Can someone receiving chemotherapy or immunotherapy get the vaccine?
If you had chemotherapy or immunotherapy and you have cancer or autoimmune diseases, it is recommended that you wait one to two weeks after that because by then your immune system, which was suppressed, can come up enough to respond. Cancer patients who have had a bone marrow transplant have to be three to six months out, otherwise they will have no immune system to respond to the vaccine. It'll be a waste of time for them, but it won't hurt them.

If you are taking medicine like high doses of prednisone for months and months, you may not make an immune response. The worst that can happen is instead of having 95% protection from the vaccine, you're going to have 20% to 60%, which is better than zero. So even if you're immune suppressed, you can get the vaccine. The problem is you may not be fully protected.

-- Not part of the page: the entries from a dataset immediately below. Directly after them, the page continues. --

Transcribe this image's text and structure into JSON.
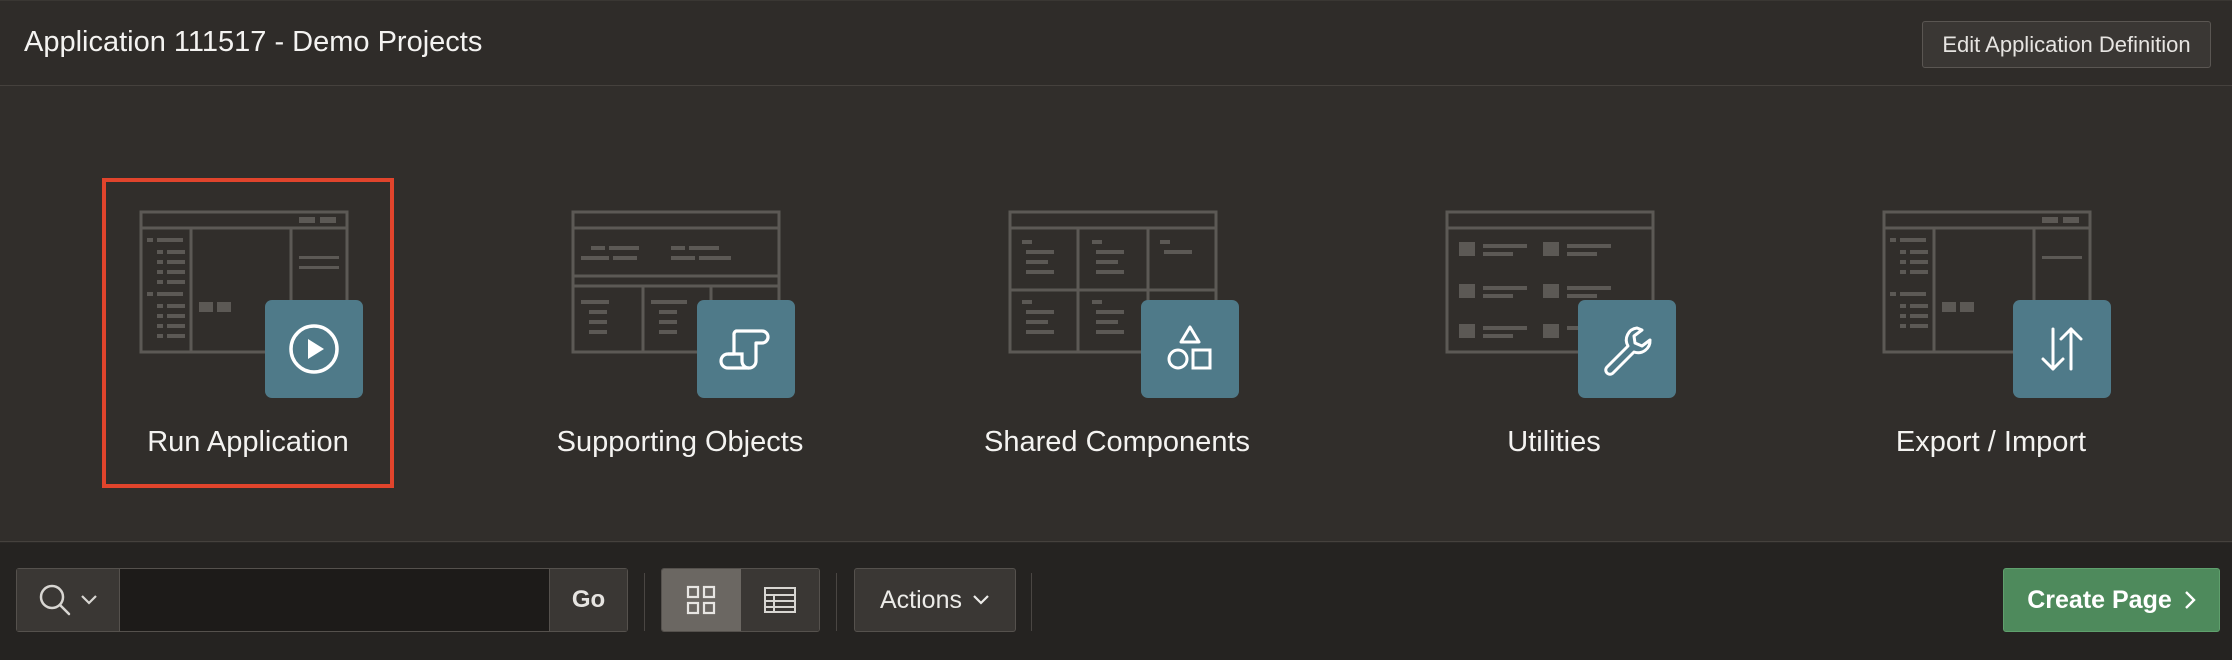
{
  "header": {
    "title": "Application 111517 - Demo Projects",
    "edit_button": "Edit Application Definition"
  },
  "tiles": [
    {
      "label": "Run Application",
      "icon": "play-icon",
      "selected": true
    },
    {
      "label": "Supporting Objects",
      "icon": "scroll-icon",
      "selected": false
    },
    {
      "label": "Shared Components",
      "icon": "shapes-icon",
      "selected": false
    },
    {
      "label": "Utilities",
      "icon": "wrench-icon",
      "selected": false
    },
    {
      "label": "Export / Import",
      "icon": "arrows-up-down-icon",
      "selected": false
    }
  ],
  "toolbar": {
    "search_value": "",
    "search_placeholder": "",
    "go_label": "Go",
    "actions_label": "Actions",
    "create_label": "Create Page",
    "view_mode": "icons"
  },
  "colors": {
    "accent_selected": "#e0442c",
    "badge": "#4f7a89",
    "create_button": "#4e8a5c"
  }
}
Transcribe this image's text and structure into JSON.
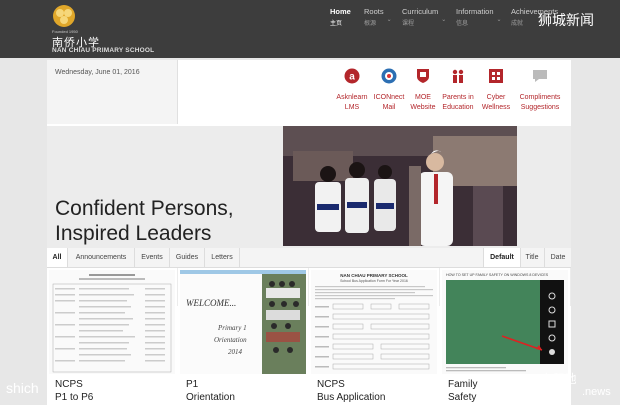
{
  "header": {
    "logo": {
      "est": "Founded 1950",
      "cn": "南侨小学",
      "en": "NAN CHIAU PRIMARY SCHOOL"
    },
    "nav": [
      {
        "en": "Home",
        "cn": "主页"
      },
      {
        "en": "Roots",
        "cn": "根源"
      },
      {
        "en": "Curriculum",
        "cn": "课程"
      },
      {
        "en": "Information",
        "cn": "信息"
      },
      {
        "en": "Achievements",
        "cn": "成就"
      }
    ],
    "watermark": "狮城新闻"
  },
  "date": "Wednesday, June 01, 2016",
  "quick_links": [
    {
      "label": "Asknlearn LMS",
      "icon": "asknlearn-icon"
    },
    {
      "label": "ICONnect Mail",
      "icon": "mail-icon"
    },
    {
      "label": "MOE Website",
      "icon": "moe-shield-icon"
    },
    {
      "label": "Parents in Education",
      "icon": "parents-icon"
    },
    {
      "label": "Cyber Wellness",
      "icon": "cyber-wellness-icon"
    },
    {
      "label": "Compliments Suggestions",
      "icon": "speech-bubble-icon"
    }
  ],
  "hero": {
    "line1": "Confident Persons,",
    "line2": "Inspired Leaders",
    "prev": "‹",
    "next": "›"
  },
  "tabs": {
    "left": [
      "All",
      "Announcements",
      "Events",
      "Guides",
      "Letters"
    ],
    "right": [
      "Default",
      "Title",
      "Date"
    ]
  },
  "cards": [
    {
      "line1": "NCPS",
      "line2": "P1 to P6"
    },
    {
      "line1": "P1",
      "line2": "Orientation",
      "thumb_text": [
        "WELCOME...",
        "Primary 1",
        "Orientation",
        "2014"
      ]
    },
    {
      "line1": "NCPS",
      "line2": "Bus Application",
      "thumb_text": [
        "NAN CHIAU PRIMARY SCHOOL",
        "School Bus Application Form For Year 2016"
      ]
    },
    {
      "line1": "Family",
      "line2": "Safety",
      "thumb_text": [
        "HOW TO SET UP FAMILY SAFETY ON WINDOWS 8 DEVICES"
      ]
    }
  ],
  "bottom_watermarks": {
    "left": "shich",
    "right": "EduTech自留地",
    "right2": ".news"
  }
}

Is it safe for pregnant or breastfeeding mothers to receive the vaccine? Can it affect your ability to get pregnant?
Since they haven’t studied it in pregnant women, women who are breastfeeding or those trying to get pregnant, we don't know really know the answer. At first, they would say, just like they say with any vaccine or drug, don't give this to pregnant or breastfeeding women. Well, when we looked at the reality of that, the American College of Obstetrics Gynecology, the CDC and many other groups, all say pregnant women have a higher risk of getting severely ill and dying from this infection. Therefore, they should get the vaccine even though we don't know exactly how it will do in pregnancy. There is also no evidence that revving up your immune system for this virus is going to make you unable to get pregnant. And if you're breastfeeding, there's no evidence that any part of the vaccine can get into breast milk and cause some kind of bad reaction in the child.

How can I be sure that a second dose will be available for me after receiving the first?
We were ensured by federal and state governments that when we received vaccine, we will get enough to cover the second doses of those who we have given the first.

Can you receive one dose of Moderna and one Pfizer or vice versa?
The FDA says if you got Pfizer, get Pfizer for the second dose. If you got Moderna, get Moderna for the second dose. So that's what we're doing.

Can you get the flu vaccine and the COVID-19 vaccine?
You should wait two weeks between each vaccine. If you get flu, you should wait two weeks before the COVID-19 vaccine. Or if you get the COVID-19, you need to wait until the second dose, then two weeks later you can get the flu shot. We definitely still recommend you get the flu vaccine. And talking about the flu and other viruses, normally they're way up this time of year. However, flu season is at an all-time low because everybody is wearing a mask and social distancing. And all the other viruses are very low too. What will happen when we stop social distancing and wearing masks – the flu and other viruses are going to come back and then COVID will join them and we'll see how the future goes from there.